The program is part of the ABA’s Delivering Choices local marketing campaign and the ABA’s commitment in 2010 — in response to First Lady Michelle Obama’s “Let’s Move” outreach to the restaurant and beverage industries — to display calorie counts more clearly and effectively “at every point of purchase,” from product labels and packaging to vending machines and point of purchase signage.

As the ABA announced,

The Calories Count Vending Program will offer consumers clear calorie information, encourage lower-calorie beverage choices and remind them that calories count in all the choices they make. On the front of vending machines, they’ll see Calories Count™ signs that include one of the following messages: “Check Then Choose” or “Try A Low–Calorie Beverage.” The selection buttons will also include calorie labels that show calorie counts per beverage container.

More than 500 of the new machines will be placed in municipal buildings in the cities of Chicago and San Antonio at the start of next year, with a nationwide launch to follow. “These vending machines will allow Chicago’s workers to make healthy choices and good decisions, in keeping with their individual wellness goals,” Chicago Mayor Rahm Emanuel, who appeared on MSNBC’s Morning Joe to announce the initiative, stated. “I am pleased that Chicago is one of the first cities in the country to offer these machines that help to promote healthy lifestyles.”

As part of the campaign, the ABA Foundation will fund a $5 million “wellness challenge” between the cities of Chicago and San Antonio.
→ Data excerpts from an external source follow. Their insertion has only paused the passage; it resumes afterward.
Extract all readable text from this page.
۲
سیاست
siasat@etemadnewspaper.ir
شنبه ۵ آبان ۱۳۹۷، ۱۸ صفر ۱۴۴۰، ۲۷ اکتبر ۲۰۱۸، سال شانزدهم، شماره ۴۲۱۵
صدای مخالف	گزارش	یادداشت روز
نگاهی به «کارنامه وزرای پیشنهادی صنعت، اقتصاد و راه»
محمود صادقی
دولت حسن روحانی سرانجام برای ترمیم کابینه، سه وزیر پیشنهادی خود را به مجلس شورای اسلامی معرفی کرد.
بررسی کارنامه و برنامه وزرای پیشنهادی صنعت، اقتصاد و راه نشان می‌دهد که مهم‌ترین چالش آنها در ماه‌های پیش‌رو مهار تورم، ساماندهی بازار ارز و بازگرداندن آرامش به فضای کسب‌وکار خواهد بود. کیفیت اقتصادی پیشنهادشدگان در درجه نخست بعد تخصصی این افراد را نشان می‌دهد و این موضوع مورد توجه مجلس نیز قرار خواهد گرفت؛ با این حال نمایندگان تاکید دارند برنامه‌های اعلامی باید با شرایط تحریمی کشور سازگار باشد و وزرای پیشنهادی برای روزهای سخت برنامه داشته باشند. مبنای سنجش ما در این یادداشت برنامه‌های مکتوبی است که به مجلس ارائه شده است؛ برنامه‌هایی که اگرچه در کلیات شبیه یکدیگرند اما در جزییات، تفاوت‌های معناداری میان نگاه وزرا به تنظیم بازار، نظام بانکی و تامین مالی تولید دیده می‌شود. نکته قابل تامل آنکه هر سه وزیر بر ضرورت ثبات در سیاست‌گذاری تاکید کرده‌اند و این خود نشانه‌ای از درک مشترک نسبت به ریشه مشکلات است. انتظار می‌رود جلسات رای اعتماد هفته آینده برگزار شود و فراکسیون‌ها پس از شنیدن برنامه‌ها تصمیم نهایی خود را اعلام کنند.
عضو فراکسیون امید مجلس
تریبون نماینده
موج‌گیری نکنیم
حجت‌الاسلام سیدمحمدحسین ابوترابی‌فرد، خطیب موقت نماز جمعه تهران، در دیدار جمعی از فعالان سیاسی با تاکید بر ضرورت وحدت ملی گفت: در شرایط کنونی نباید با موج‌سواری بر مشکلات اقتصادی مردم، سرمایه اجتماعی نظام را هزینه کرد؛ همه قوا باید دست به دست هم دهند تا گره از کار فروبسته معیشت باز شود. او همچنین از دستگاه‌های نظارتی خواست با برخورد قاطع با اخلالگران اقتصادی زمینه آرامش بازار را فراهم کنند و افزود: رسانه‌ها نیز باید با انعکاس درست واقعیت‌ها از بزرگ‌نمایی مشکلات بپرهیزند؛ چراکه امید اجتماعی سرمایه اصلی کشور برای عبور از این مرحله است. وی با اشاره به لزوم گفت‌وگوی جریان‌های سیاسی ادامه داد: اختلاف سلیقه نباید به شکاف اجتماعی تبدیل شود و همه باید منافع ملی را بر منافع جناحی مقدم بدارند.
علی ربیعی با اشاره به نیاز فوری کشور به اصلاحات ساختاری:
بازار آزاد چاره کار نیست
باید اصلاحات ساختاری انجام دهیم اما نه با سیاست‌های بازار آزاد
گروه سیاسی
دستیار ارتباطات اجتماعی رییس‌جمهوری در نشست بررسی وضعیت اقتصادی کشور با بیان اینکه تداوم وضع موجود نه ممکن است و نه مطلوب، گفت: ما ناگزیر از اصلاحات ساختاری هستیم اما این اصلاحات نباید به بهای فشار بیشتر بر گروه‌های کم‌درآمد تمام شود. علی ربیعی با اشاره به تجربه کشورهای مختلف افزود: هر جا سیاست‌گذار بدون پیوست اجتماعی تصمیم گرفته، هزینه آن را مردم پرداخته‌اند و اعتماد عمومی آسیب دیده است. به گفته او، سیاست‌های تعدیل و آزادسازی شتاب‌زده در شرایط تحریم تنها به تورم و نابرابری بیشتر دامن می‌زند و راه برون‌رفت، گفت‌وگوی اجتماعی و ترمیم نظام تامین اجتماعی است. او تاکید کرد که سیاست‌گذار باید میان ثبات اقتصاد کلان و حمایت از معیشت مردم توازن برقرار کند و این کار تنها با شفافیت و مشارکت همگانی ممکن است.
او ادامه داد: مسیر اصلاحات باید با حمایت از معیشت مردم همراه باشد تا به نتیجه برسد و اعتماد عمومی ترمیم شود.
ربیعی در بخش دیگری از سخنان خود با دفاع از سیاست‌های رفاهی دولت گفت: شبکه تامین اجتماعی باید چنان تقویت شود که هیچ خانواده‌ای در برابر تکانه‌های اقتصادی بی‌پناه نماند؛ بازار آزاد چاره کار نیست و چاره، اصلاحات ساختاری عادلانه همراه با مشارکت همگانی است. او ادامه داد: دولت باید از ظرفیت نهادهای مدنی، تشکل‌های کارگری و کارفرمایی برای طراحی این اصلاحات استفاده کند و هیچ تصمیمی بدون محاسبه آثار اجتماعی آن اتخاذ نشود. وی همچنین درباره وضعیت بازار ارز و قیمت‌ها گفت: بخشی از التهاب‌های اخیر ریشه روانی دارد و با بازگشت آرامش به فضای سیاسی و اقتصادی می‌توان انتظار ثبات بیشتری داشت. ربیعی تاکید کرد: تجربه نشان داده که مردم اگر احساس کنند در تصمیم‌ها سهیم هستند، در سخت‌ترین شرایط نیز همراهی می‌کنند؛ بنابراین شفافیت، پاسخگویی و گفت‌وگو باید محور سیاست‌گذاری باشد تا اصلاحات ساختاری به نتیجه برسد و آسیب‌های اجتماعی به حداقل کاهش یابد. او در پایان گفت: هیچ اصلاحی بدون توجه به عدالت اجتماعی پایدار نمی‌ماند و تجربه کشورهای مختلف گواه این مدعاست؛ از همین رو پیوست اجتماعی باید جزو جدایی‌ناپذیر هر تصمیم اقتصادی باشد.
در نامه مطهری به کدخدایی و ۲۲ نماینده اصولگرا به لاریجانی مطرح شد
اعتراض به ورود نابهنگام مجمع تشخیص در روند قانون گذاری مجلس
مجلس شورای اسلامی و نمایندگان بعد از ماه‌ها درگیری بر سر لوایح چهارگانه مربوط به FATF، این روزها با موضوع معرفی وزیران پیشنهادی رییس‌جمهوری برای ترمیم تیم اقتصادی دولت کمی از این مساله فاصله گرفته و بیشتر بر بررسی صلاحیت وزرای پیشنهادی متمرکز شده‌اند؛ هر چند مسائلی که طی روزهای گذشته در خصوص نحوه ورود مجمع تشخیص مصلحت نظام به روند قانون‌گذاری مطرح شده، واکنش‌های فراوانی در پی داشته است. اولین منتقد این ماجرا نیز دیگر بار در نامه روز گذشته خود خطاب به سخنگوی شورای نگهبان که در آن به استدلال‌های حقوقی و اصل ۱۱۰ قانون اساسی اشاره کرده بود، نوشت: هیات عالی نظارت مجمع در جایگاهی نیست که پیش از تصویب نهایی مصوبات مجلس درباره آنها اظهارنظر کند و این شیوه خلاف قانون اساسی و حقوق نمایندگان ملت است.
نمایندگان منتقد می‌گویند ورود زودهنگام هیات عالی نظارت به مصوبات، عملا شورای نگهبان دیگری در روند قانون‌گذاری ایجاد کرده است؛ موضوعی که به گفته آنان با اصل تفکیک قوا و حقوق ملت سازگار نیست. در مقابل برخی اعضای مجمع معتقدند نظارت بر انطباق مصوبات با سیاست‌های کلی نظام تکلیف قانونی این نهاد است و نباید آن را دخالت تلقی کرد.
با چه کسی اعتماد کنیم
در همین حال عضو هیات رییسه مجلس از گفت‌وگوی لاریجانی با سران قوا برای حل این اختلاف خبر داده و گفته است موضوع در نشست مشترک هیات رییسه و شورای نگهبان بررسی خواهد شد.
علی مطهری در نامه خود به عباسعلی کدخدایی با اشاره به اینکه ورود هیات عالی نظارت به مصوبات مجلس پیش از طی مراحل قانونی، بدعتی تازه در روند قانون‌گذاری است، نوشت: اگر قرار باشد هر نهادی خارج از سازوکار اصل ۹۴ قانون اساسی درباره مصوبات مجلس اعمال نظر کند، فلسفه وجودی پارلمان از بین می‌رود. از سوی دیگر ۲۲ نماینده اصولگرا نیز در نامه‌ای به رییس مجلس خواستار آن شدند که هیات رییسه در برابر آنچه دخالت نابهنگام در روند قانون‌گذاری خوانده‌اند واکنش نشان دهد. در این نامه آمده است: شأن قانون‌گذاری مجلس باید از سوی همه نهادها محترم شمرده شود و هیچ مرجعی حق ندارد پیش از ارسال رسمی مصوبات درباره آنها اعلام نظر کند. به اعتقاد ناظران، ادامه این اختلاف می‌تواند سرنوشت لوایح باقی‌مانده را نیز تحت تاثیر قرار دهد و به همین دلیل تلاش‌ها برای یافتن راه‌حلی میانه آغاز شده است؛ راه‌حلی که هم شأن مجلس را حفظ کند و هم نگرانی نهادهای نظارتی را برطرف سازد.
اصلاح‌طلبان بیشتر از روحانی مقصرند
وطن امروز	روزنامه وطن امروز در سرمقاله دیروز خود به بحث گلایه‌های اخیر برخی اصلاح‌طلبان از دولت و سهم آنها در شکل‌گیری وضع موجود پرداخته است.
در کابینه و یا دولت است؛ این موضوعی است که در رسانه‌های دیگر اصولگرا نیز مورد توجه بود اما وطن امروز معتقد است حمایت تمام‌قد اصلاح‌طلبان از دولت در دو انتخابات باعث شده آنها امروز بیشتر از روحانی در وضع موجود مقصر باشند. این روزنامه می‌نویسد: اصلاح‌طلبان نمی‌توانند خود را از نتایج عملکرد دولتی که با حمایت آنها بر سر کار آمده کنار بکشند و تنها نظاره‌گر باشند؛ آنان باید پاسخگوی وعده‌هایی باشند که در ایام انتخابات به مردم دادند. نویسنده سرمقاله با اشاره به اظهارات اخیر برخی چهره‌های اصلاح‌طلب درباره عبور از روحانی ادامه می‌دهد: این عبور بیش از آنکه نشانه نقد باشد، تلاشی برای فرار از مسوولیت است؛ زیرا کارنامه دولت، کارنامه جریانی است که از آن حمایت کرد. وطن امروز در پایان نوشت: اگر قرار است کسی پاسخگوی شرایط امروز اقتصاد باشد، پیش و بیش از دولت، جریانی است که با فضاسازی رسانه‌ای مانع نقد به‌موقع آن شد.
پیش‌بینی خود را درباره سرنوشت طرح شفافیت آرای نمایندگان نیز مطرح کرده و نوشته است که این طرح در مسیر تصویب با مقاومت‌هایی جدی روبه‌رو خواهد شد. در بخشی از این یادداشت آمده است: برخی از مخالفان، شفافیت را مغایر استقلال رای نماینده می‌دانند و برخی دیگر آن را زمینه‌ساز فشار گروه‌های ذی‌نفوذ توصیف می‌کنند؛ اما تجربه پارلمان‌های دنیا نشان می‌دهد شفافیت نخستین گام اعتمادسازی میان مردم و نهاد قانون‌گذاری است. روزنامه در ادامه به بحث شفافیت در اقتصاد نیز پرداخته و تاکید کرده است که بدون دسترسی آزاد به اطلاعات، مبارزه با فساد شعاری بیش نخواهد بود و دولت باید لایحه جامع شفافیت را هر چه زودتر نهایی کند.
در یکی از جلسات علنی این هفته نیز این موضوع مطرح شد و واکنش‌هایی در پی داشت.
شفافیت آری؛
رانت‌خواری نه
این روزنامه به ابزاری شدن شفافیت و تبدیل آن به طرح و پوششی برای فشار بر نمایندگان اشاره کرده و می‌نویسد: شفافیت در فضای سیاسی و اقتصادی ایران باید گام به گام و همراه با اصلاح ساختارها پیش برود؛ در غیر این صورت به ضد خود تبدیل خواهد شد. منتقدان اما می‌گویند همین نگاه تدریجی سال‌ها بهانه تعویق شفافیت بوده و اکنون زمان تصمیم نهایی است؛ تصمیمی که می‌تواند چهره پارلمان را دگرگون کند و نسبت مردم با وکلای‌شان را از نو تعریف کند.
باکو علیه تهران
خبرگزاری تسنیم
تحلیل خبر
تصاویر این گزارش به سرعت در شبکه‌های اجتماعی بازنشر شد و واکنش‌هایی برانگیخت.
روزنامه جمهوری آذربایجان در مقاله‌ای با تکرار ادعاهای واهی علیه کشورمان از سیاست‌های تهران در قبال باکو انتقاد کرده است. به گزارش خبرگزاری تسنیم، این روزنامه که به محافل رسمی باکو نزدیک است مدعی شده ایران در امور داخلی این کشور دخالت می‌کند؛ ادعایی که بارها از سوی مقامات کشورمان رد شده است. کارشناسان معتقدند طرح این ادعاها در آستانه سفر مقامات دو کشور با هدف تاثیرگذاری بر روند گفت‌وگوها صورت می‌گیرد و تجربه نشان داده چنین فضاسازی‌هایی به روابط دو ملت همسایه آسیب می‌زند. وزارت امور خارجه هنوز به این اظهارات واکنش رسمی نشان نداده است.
Through Chicago’s “Chicago Lives Healthy” and San Antonio’s “Three Month HealthPOWER Weight Loss Challenge,” over the course of a year, city employees and their families are going to battle it out to see who can be the healthiest city employees and lose the most weight, a competition applauded by Coca-Cola in a press release.

“Healthy people and healthy communities have always been a priority for Coca-Cola,” stated Steve Cahillane, President and CEO, Coca-Cola Refreshments. “Our support of the Chicago and San Antonio Wellness Challenge, and the new Calories Count Vending Program is another bold step in our efforts to help people understand the importance of energy balance. We believe partnerships like this — those which involve government, industry and civil society — can have a meaningful impact on the obesity issue. We applaud the cities of Chicago and San Antonio for joining us in this innovative initiative.”

“This appears to be an attempt by the industry to start an initiative — not just to make diet and low-calorie products available — but also to try and motivate consumers to buy and consume more diet and low-calorie products, i.e., to shift consumer behavior,” commented John Sicher, editor and publisher of trade publication Beverage Digest, to the Associated Press.

The move also follows McDonald’s U.S. announcement last month that it’s adding calorie counts on every menu board and drive-through across the country.

Even though the vending machines aren’t launching in New York, one place that has already instituted Bloomberg’s soda size is the city’s brand new Barclays Center, home to the Brooklyn Nets and Jay-Z’s ego. It’s also where 16-ounce sodas are selling for $4, fifty cents cheaper than the 20 oz. Dasani water. So it’s still cheaper for somebody to drink the sugary stuff than the agua. And as the Village Voice points out, if you’re hurting for caloric intake at Barclays, you can always chow down on a 1,200-calorie burger.

No word what Hizzoner thinks of that happy meal, although at least consumers can now scan the calorie counts to figure out just how many minutes they’ll need to spend later with their Shake Weight.